An individual needs to determine which nursing degree is required for the nurse career they want. A bachelor of science in nursing from an accredited nursing program is required for most nursing careers, is preferred by most nursing leaders, and provides the best opportunities in today's job market.
A master's degree in nursing is required to become an advanced practice nurse, and a specialized master's degree is required to become a mid-level provider, such as a nurse practitioner or certified registered nurse anesthetist.
There are two types of doctorates in nursing - a Doctor of Nursing Practice, and a Doctor of Nursing Science. The latter is the more common choice for those who wish to be professors at nursing programs, or researchers.
The career trajectory of people with a Nursing degree appears to be focused around a few careers. The most common career that users with Nursing degrees have experience in is Registered Nurse, followed by Nurse, Nurse Educator, Nurse Practitioner, Midwife, Informatics Nurse Specialist, Medical Assistant, Orderly, Clinical Nurse Specialist, and Food Server.

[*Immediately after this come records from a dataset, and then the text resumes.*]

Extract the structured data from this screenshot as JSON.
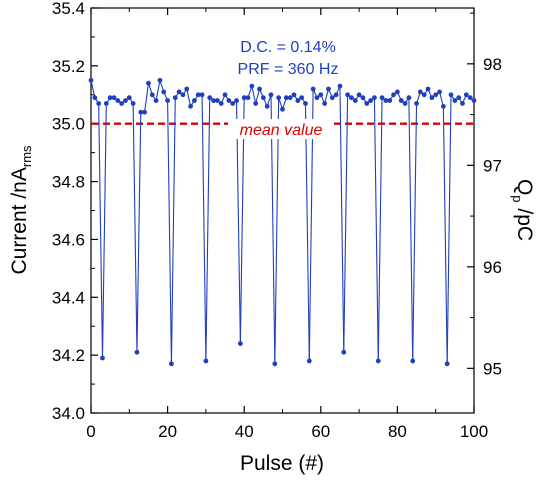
{
  "chart_data": {
    "type": "line",
    "xlabel": "Pulse (#)",
    "ylabel": {
      "main": "Current /nA",
      "sub": "rms"
    },
    "ylabel_right": {
      "main": "Q",
      "sub": "p",
      "tail": " /pC"
    },
    "xlim": [
      0,
      100
    ],
    "ylim": [
      34.0,
      35.4
    ],
    "ylim_right": [
      94.56,
      98.55
    ],
    "x_ticks": [
      0,
      20,
      40,
      60,
      80,
      100
    ],
    "x_tick_labels": [
      "0",
      "20",
      "40",
      "60",
      "80",
      "100"
    ],
    "y_ticks": [
      34.0,
      34.2,
      34.4,
      34.6,
      34.8,
      35.0,
      35.2,
      35.4
    ],
    "y_tick_labels": [
      "34.0",
      "34.2",
      "34.4",
      "34.6",
      "34.8",
      "35.0",
      "35.2",
      "35.4"
    ],
    "y_right_ticks": [
      95,
      96,
      97,
      98
    ],
    "y_right_tick_labels": [
      "95",
      "96",
      "97",
      "98"
    ],
    "annotations": [
      "D.C. = 0.14%",
      "PRF = 360 Hz"
    ],
    "mean_line": {
      "y": 35.0,
      "label": "mean value",
      "color": "#dd0000",
      "style": "dashed"
    },
    "series": [
      {
        "color": "#1f3fbf",
        "marker": "circle",
        "x": [
          0,
          1,
          2,
          3,
          4,
          5,
          6,
          7,
          8,
          9,
          10,
          11,
          12,
          13,
          14,
          15,
          16,
          17,
          18,
          19,
          20,
          21,
          22,
          23,
          24,
          25,
          26,
          27,
          28,
          29,
          30,
          31,
          32,
          33,
          34,
          35,
          36,
          37,
          38,
          39,
          40,
          41,
          42,
          43,
          44,
          45,
          46,
          47,
          48,
          49,
          50,
          51,
          52,
          53,
          54,
          55,
          56,
          57,
          58,
          59,
          60,
          61,
          62,
          63,
          64,
          65,
          66,
          67,
          68,
          69,
          70,
          71,
          72,
          73,
          74,
          75,
          76,
          77,
          78,
          79,
          80,
          81,
          82,
          83,
          84,
          85,
          86,
          87,
          88,
          89,
          90,
          91,
          92,
          93,
          94,
          95,
          96,
          97,
          98,
          99,
          100
        ],
        "y": [
          35.15,
          35.09,
          35.07,
          34.19,
          35.07,
          35.09,
          35.09,
          35.08,
          35.07,
          35.08,
          35.09,
          35.07,
          34.21,
          35.04,
          35.04,
          35.14,
          35.1,
          35.08,
          35.15,
          35.11,
          35.08,
          34.17,
          35.09,
          35.11,
          35.1,
          35.12,
          35.06,
          35.08,
          35.1,
          35.1,
          34.18,
          35.09,
          35.08,
          35.08,
          35.07,
          35.1,
          35.08,
          35.07,
          35.08,
          34.24,
          35.09,
          35.09,
          35.13,
          35.07,
          35.12,
          35.09,
          35.06,
          35.1,
          34.17,
          35.09,
          35.05,
          35.09,
          35.09,
          35.1,
          35.08,
          35.09,
          35.07,
          34.18,
          35.12,
          35.09,
          35.1,
          35.07,
          35.12,
          35.09,
          35.1,
          35.13,
          34.21,
          35.1,
          35.09,
          35.08,
          35.1,
          35.09,
          35.07,
          35.08,
          35.09,
          34.18,
          35.09,
          35.08,
          35.08,
          35.1,
          35.11,
          35.08,
          35.07,
          35.09,
          34.18,
          35.07,
          35.11,
          35.1,
          35.12,
          35.09,
          35.1,
          35.11,
          35.06,
          34.17,
          35.1,
          35.08,
          35.09,
          35.07,
          35.1,
          35.09,
          35.08
        ]
      }
    ]
  }
}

|Career||% of graduates||% of population||Multiple|
|Informatics Nurse Specialist||2.9%||0.0%||1293.0×|
|Clinical Nurse Specialist||1.9%||0.0%||392.4×|
Nursing graduates earn on average $48k, putting them in the 75th percentile of earners with a degree.
|Percentile||Earnings after graduation ($1000s USD)|
|25th (bottom earners)||$39k|
|Median (average earners)||$48k|
|75th (top earners)||$58k|
Nursing graduates are highly employed compared to other graduates. We have collected data on three types of underemployment. Part-time refers to work that is less than 30 hours per week. Non-college refers to work that does not require a college degree. Low-paying includes a list of low-wage service jobs such as janitorial work, serving, or dishwashing.